Une dystopie post-libérale hallucinante
Le monde construit par Orwell est une mécanique de précision impressionnante : chaque aspect de ce monde inventé est cohérent et cela apparaît comme un tour de force inouï. Il crée de toutes pièces - même si, historiquement, il s’inspire des totalitarismes de son époque - une société où est né le pouvoir ultime et absolu : celui qui n’a plus la moindre visée connue que celle de se reproduire lui-même : un monde vertigineux, cauchemardesque où se débat Winston à la poursuite de souvenirs… hanté par un monde qui a existé mais dont il a perdu la trace.
Une fois n’est pas coutume l’amour, lui-même normé, théorisé et contrôlé, vient faire exploser l’unité si bien pensée par Big Brother : Winston désire Julia, leur amour leur donnera la force de s’aventurer au-delà des exigences de l’Etat tout puissant.
1984 demeure une lecture brûlante et incroyablement stimulante car en vérité il est une réflexion politique intemporelle sur le pouvoir, sur l’individu, la folie de l’anéantissement de toute sensibilité au profit d’une rationalisation absolue de l’existence. C’est aussi un roman qui tient en haleine, fait trembler le lecteur et vibrer à l’unisson de deux coeurs en résistance.

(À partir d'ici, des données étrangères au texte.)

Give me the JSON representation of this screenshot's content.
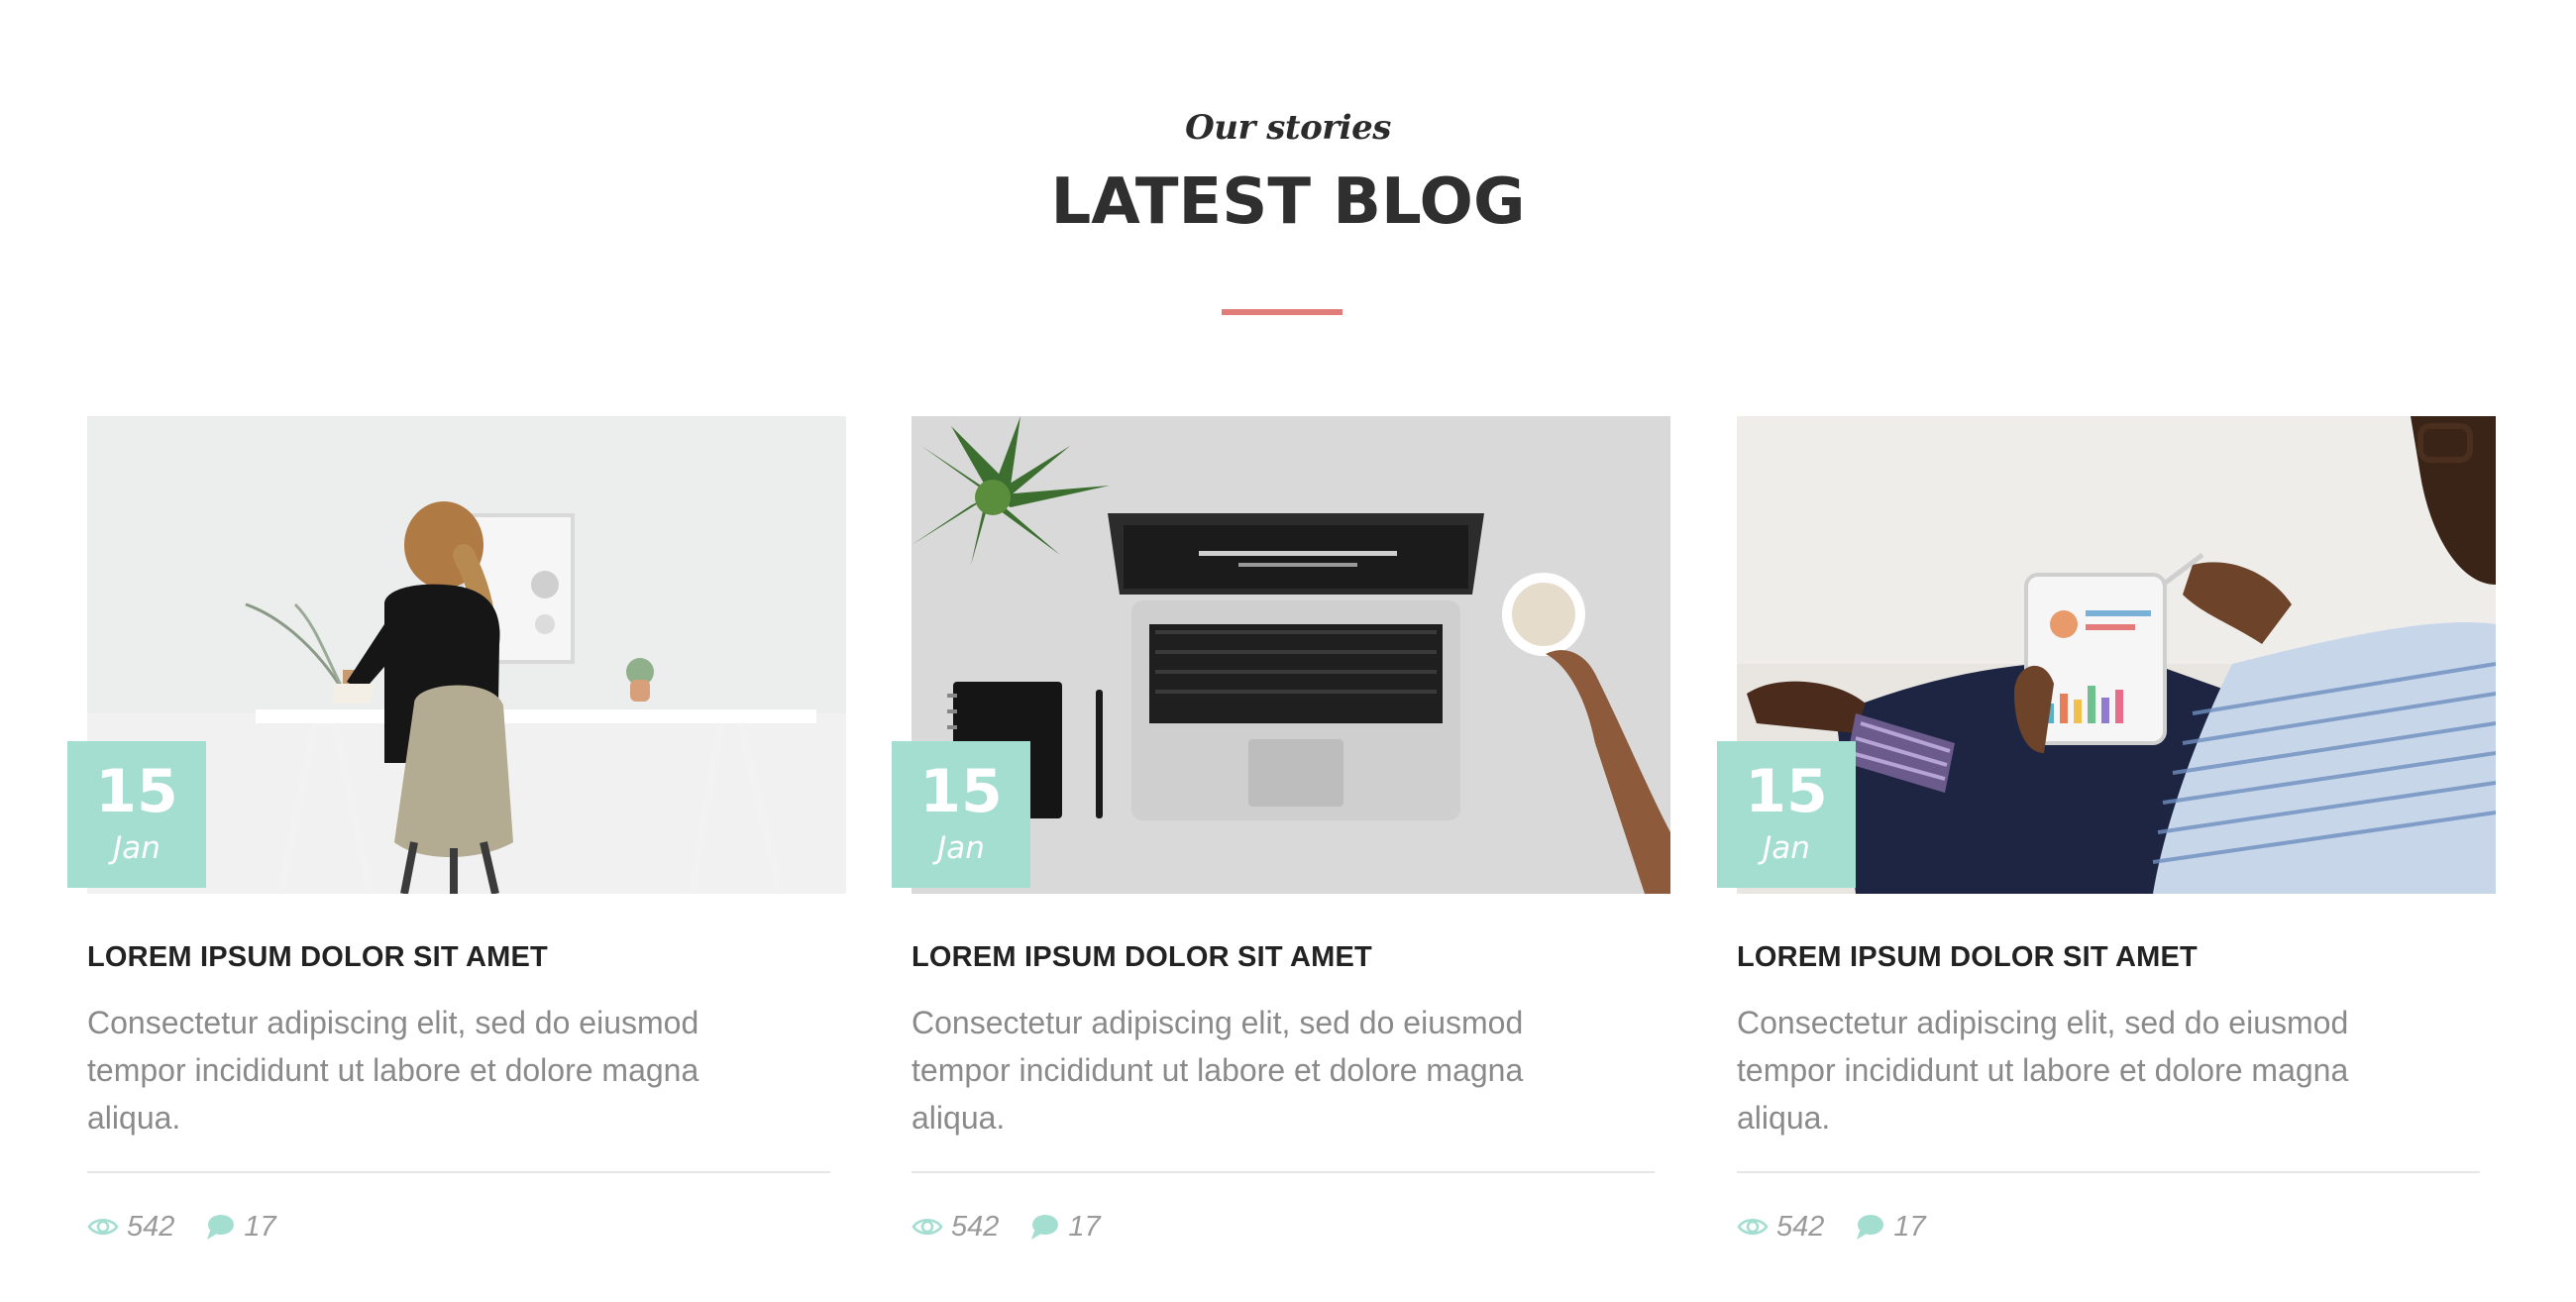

Reste une question épineuse : dans quelle traduction le lire. Personnellement je viens de le faire dans la version de 1950 qui était dans ma bibliothèque, confinement oblige. A vrai dire on sent parfois quelques pesanteurs dans cette version mais la nouvelle qui retraduit les concepts clef du roman ne fait pas que des adeptes… Enfin, en cette période, prenez ce qui vous tombe sous la main, vous goûterez, quelque soit la traduction, la force de ce puissant roman.